Whether you’re processing ten data files or ten thousand, making your workflows run faster and cost less is always a goal. The Terra Workflow (aka “Batch”) team has been working on some cost and performance improvements. These aren’t available quite yet, but we wanted to give you a preview of two of the improvements that are in progress:
Less wait time to load Broad’s public genome references
One performance improvement that’s almost ready will speed things up if your workflow uses one of the Broad Institute’s public genome reference data. Until now, having to copy gigabytes of references to the virtual machine meant waiting a few minutes before a task started. To reduce the wait time, we’re adding a reference disk that is automatically mounted when using one or more of the Broad references (gs://gcp-public-data–broad-references/) in a workflow.
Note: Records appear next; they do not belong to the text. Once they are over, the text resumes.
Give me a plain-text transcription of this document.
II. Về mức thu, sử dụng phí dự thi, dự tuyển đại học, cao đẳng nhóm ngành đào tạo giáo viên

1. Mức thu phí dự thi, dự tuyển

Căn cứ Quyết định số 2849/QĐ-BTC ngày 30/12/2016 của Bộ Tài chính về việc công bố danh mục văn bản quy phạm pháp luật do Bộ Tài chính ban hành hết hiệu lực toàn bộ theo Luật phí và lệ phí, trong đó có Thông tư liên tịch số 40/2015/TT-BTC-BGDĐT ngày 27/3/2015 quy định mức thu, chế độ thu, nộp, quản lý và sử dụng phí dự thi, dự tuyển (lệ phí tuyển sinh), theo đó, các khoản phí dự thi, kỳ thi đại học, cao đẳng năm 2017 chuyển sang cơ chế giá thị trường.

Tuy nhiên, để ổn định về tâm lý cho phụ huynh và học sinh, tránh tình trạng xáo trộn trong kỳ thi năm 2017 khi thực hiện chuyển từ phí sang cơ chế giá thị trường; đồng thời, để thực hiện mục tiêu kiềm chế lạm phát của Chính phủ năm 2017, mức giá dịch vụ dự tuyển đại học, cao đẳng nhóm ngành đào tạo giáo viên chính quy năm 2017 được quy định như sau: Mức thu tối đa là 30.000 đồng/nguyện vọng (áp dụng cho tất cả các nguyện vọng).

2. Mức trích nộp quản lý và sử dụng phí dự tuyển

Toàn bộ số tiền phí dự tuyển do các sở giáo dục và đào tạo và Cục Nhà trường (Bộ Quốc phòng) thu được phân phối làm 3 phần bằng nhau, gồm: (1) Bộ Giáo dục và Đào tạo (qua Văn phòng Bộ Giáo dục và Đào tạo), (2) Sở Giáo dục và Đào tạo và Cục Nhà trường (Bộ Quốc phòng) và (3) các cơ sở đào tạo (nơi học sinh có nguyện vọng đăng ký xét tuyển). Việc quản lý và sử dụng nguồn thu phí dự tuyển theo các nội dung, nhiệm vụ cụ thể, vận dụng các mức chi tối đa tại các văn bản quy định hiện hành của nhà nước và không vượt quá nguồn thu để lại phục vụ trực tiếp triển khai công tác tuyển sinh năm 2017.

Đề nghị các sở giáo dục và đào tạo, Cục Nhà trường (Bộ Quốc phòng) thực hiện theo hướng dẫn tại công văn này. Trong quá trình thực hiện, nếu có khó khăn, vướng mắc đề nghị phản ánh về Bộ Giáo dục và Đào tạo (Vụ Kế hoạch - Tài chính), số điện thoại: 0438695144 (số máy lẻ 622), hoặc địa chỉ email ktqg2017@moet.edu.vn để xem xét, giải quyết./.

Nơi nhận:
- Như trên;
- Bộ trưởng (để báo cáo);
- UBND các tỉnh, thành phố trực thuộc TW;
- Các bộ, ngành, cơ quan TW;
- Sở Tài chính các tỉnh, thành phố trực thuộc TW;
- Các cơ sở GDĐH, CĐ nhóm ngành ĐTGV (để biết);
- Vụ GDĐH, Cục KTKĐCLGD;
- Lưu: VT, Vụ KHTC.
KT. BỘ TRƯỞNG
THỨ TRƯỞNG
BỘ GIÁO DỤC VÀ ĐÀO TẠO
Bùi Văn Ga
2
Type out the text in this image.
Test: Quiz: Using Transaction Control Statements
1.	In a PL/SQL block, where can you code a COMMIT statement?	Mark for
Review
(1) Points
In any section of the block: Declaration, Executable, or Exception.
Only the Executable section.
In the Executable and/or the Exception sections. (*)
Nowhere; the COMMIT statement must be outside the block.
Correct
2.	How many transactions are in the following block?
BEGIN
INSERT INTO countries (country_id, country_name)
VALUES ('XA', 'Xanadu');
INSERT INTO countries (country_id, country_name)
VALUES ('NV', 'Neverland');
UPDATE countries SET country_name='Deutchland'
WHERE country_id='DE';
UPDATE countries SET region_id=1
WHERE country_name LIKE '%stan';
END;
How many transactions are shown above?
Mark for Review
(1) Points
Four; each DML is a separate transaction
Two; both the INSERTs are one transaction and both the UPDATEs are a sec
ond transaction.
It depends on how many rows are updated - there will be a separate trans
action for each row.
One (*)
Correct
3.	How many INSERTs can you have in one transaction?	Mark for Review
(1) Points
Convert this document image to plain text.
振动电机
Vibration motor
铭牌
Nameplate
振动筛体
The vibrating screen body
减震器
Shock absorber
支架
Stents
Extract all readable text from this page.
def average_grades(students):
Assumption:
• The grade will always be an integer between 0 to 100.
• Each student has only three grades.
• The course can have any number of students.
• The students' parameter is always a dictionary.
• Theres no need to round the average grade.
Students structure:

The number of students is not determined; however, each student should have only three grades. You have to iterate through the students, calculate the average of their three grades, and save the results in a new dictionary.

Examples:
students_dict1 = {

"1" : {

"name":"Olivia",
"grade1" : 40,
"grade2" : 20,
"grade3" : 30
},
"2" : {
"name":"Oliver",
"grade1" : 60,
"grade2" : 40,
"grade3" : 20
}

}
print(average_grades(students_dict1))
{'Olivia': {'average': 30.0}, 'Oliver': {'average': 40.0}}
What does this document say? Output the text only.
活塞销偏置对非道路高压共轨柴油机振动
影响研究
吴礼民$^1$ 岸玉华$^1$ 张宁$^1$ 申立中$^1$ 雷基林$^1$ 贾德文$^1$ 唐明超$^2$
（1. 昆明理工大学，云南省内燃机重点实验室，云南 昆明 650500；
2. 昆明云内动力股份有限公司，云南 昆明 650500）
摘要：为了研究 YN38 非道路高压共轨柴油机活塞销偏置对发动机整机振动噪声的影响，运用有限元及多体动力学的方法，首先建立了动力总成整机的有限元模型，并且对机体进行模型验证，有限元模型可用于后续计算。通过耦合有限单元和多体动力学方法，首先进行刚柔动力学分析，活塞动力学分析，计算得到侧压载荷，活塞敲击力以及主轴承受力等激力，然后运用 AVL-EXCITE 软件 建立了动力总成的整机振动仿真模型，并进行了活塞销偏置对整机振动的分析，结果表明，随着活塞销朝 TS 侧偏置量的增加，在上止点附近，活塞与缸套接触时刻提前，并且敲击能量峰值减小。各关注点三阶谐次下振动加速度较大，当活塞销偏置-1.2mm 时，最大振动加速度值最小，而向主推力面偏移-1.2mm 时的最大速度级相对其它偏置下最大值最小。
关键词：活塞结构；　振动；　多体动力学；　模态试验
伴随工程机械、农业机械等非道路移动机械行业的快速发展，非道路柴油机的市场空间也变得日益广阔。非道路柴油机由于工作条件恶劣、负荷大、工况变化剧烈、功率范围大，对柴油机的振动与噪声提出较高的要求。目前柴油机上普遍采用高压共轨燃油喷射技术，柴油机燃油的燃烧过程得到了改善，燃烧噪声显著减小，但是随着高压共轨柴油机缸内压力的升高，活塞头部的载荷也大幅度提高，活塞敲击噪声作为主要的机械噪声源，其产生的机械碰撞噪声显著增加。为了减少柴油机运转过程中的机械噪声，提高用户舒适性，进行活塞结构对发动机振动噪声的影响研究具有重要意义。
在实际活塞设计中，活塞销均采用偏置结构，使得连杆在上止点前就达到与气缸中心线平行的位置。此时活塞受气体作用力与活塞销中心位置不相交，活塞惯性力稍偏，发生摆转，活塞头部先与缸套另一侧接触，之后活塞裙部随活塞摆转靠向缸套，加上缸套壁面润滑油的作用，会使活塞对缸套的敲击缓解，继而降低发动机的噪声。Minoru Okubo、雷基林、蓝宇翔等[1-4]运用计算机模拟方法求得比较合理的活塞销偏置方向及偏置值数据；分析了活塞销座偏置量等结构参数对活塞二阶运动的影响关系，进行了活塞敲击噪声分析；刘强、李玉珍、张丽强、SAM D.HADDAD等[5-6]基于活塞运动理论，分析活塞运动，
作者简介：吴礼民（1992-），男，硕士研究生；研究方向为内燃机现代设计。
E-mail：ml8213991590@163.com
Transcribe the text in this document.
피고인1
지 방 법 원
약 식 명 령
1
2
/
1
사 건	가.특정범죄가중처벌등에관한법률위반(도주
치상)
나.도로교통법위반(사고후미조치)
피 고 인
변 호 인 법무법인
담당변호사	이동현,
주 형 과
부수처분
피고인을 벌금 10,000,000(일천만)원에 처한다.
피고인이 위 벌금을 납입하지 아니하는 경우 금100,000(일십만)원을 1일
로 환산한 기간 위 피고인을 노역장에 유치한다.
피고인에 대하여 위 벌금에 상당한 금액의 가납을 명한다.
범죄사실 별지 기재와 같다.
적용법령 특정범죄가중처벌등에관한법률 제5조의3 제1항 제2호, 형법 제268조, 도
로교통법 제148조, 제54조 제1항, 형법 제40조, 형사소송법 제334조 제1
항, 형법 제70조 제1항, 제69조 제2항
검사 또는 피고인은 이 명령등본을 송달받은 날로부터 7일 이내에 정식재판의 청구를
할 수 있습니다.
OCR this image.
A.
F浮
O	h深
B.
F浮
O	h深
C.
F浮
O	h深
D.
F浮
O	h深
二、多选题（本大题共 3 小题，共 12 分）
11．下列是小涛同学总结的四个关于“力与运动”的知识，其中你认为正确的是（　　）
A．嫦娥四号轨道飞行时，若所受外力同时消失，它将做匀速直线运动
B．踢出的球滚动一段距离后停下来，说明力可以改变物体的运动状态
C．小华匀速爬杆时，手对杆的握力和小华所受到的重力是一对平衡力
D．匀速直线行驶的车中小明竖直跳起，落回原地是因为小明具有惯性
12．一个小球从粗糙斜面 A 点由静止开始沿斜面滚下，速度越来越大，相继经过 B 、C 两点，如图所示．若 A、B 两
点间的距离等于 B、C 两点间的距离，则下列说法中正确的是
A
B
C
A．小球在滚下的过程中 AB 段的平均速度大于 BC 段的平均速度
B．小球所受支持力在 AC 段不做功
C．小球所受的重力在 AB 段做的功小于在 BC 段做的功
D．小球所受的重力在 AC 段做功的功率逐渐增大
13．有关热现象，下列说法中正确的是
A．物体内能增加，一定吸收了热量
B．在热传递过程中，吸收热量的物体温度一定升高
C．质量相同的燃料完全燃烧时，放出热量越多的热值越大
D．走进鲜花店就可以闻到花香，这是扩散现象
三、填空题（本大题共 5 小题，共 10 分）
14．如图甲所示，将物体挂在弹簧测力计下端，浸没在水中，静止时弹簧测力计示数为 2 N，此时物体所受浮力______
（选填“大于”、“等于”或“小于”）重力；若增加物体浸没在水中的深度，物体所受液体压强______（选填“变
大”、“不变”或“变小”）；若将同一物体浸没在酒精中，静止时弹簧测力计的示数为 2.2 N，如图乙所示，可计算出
Since most references are quite large, it’s usually much faster to reference the file via an attached disk than to copy it onto the drive. Best of all, you don’t need to change anything to take advantage of this improvement.
Run workflows optimized with Google Pipelines API V1 on Terra
Using pipelines developed or optimized with Google Pipelines API V1? You’ll soon be able to use these pipelines in Terra. With Google Pipelines API V1, there were fewer machine options available, and some pipelines were developed and optimized with this in mind. A new option is in the works that will allow you to leverage Google Pipelines API V1 machine optimization within V2 – Terra’s current version.
Along with the aforementioned items, the team is also looking at Docker image caching. We hope you enjoyed this sneak peek of what’s coming next for workflows. Look for more on these improvements in future updates.